[SalesForce] Unable to extract bulk ContentVersion and ContentDocumentLink data using Salesforce API

Use Case:
Transfer existing (and OOTB) Files that are linked with couple of custom objects (CO 1 & 2) to another Custom object (CO X)? The new custom object (CO X) has look up fields for CO 1 & CO 2 and and is associated with oob Files object as related item. *This is Not a migration of attachment to Files.

This is an interim solution that we intend to provide and hence, we are trying to avoid custom code.

Steps done so far:
1. Extracted bulk csv for ContentDocument object using workbench. As expected, Parent Id is blank. We have 4100 files in total- which are associated to many COs incl. CO 1, 2 & X.

  1. Encountered the following error while trying to extract ContentVersion object with VersionData using DL, that is, even after reducing the batch size to 1.
    Error Message: 'Java heap error'.

I was able to query the above with WB, but only with one record shown at one time. However, received the following error while extracting bulk csv: 'Batch failed: Feature mot enabled: Binary field not supported when exporting related object'.

Only success was in extracting XML ContentVersion with VersionData using WB. This generated four separate xml files sized several hundreds of MBs each.

Can this be done differently and/or more efficiently?

  1. Unable to extract ContentDcoumentLink data using either DL or WB due to the following: 'Implementation Restriction: Content Documentlink requires a filter by a single id on Content DocumentId or LinkedEntity Id using the equals operator or multiple Ids included in the IN parameter'.

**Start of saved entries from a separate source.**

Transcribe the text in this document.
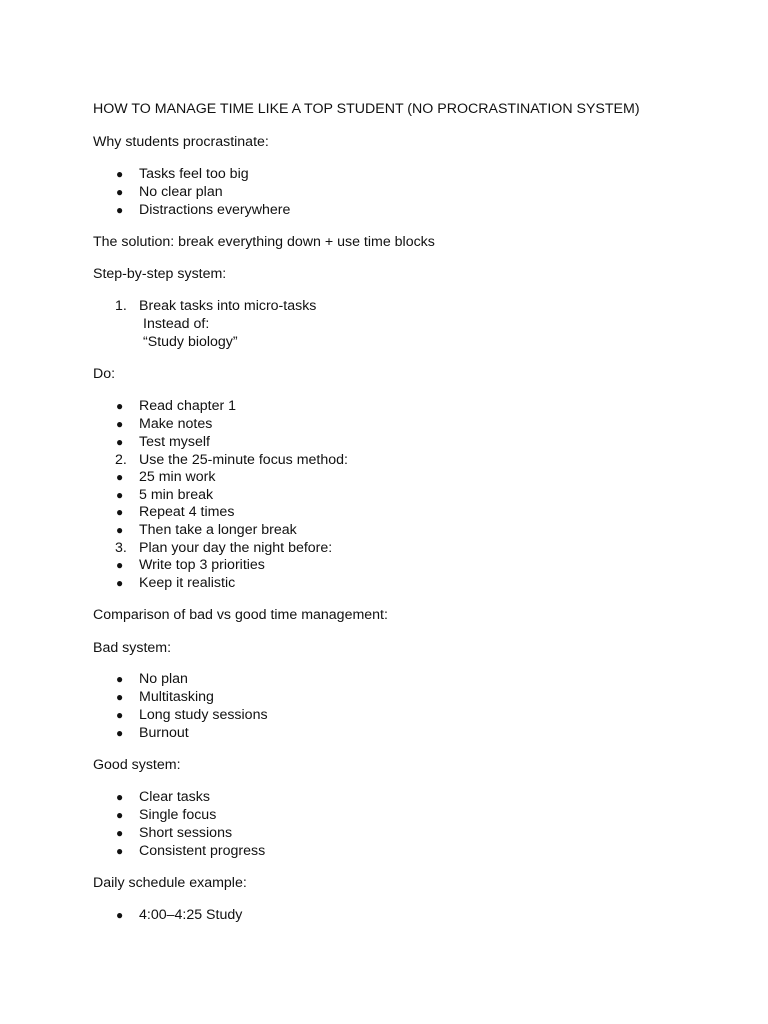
HOW TO MANAGE TIME LIKE A TOP STUDENT (NO PROCRASTINATION SYSTEM)
Why students procrastinate:
●	Tasks feel too big
●	No clear plan
●	Distractions everywhere
The solution: break everything down + use time blocks
Step-by-step system:
1. Break tasks into micro-tasks
Instead of:
“Study biology”
Do:
●	Read chapter 1
●	Make notes
●	Test myself
2. Use the 25-minute focus method:
●	25 min work
●	5 min break
●	Repeat 4 times
●	Then take a longer break
3. Plan your day the night before:
●	Write top 3 priorities
●	Keep it realistic
Comparison of bad vs good time management:
Bad system:
●	No plan
●	Multitasking
●	Long study sessions
●	Burnout
Good system:
●	Clear tasks
●	Single focus
●	Short sessions
●	Consistent progress
Daily schedule example:
●	4:00–4:25 Study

This is a huge roadblock considering that we have over 4000 Files in our org and checking the Linkedentity Id for each File is cumbersome to say the least.

Has anyone experienced a similar situation and gotten a solution to it? Please share. Thanks.

Best Answer

As I could understand, You want to transfer the file linked to Custome object 1 and 2 to Custom Object 3. If you are not going for Custom code, On what basis you will transfer the file using DataLoader, WorkBench or DataLoader.io.

The problem is after getting the ContentDocumentLink in a spreadsheet, You need to manually change the LinkedEntityID for each file. For your Information, You can get the ContentDocumentLink through workbench as follows:-

select id, ContentDocumentId, LinkedentityId from ContentDocumentLink where LinkedentityId in (select id from Custom_Object__c)

Also, ContentDocument having the field parentId is something different you are referring. Here ParentID is:-

ID of the library that owns the document. Created automatically when inserting a ContentVersion via the API for the first time.

As I would suggest you go with a Batch apex to transfer the file to the custom object record whatever you want. You will have more flexibility to control which file to be linked with which record.

  • In your start method of the batch apex, you can query on Custom Object X.
  • In your execute method, For each scope, you need to fetch the ids of Custom object 1 and Custom object 2 in a set.
  • Then query the ContentDocumentLink where LinkedEntityId equals to set of id containing the id of CO 1 and 2 for that scope.
  • Then you need to Create a ContentDocumentLink with the LinkedEntityID according to your desired logic and delete the ContentDocumentLink for Existing one.